Asbestos is a common material in old buildings, including the hospital, which started service in 1963.

On January 25 last year the hospital reported the incident to the Environmental Protection Department, which inspected the site the next day.

'As the asbestos debris, no matter how it was caused in the first place, imposed an imminent health risk, an asbestos abatement notice was immediately issued to QEH requiring them to hire a registered consultant to prepare an asbestos decontamination plan and a registered contractor to carry out the debris clearance work as a matter of urgency,' a department spokesman said.

The department wrote to the authority again on February 7 last year asking it to 'ascertain other asbestos works and to review contract management for future similar works'.

On August 22 it issued a preventive asbestos abatement notice 'mandating [the hospital] to carry out a comprehensive asbestos investigation by a registered consultant and to implement the management plan before eventual replacement of the remaining aged asbestos pipes'.

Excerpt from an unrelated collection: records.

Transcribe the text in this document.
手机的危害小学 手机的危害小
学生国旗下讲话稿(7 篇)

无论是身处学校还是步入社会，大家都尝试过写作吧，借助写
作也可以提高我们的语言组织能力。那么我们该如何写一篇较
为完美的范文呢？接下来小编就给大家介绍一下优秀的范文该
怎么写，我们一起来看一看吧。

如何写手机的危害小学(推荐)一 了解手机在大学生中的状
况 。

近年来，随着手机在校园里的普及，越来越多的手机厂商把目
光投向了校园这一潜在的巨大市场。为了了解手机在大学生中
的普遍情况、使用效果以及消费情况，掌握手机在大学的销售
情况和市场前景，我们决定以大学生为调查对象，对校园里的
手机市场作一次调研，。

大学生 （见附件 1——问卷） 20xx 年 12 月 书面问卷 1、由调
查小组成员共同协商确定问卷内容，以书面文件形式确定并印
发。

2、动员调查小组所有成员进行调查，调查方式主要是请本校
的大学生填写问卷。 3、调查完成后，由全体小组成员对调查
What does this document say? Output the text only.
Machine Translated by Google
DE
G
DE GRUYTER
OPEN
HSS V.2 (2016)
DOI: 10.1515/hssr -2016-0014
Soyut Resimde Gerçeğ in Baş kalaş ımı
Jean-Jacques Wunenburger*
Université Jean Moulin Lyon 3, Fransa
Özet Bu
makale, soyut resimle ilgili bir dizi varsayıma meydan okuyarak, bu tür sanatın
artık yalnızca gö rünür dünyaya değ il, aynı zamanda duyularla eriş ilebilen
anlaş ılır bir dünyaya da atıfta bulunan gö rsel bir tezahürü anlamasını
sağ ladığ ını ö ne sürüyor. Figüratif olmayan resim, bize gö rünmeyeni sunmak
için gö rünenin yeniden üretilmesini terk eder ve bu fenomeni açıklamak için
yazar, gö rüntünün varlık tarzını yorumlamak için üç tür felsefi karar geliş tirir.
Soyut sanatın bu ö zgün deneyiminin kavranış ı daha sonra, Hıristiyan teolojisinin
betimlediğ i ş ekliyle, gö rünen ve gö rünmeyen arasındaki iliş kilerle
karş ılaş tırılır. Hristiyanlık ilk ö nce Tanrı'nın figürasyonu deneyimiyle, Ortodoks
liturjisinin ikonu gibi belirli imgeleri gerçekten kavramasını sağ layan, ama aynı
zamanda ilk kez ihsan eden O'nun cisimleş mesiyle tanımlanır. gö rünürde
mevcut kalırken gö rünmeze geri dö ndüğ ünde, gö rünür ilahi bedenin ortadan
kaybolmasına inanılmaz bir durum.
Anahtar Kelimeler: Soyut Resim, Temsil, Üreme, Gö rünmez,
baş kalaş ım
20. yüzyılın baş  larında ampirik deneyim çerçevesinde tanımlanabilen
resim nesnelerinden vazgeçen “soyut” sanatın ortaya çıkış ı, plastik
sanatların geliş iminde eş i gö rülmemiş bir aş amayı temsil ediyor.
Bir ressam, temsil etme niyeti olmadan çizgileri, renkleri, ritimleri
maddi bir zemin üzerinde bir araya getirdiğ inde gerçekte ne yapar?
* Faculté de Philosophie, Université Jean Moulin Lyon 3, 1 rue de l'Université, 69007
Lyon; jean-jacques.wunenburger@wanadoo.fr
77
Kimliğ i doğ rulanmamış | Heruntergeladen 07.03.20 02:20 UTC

The department said the hospital would not be prosecuted as there was insufficient evidence to show who was responsible for the debris.

The former employee who lodged the complaint with the Ombudsman said he was motivated to do so by the hospital management's lack of care for its staff. The source, who refused to be named, said it was only after his and colleagues' repeated requests that management provided health checks for affected staff.

'Management should have informed all hospital staff ... the doors to the basement were sometimes open and it was possible some asbestos debris could spread out from the service tunnel to the ground level.'

The service tunnel connects to a busy corridor on the ground level.

The source quit earlier this year after a series of arguments with the hospital's management.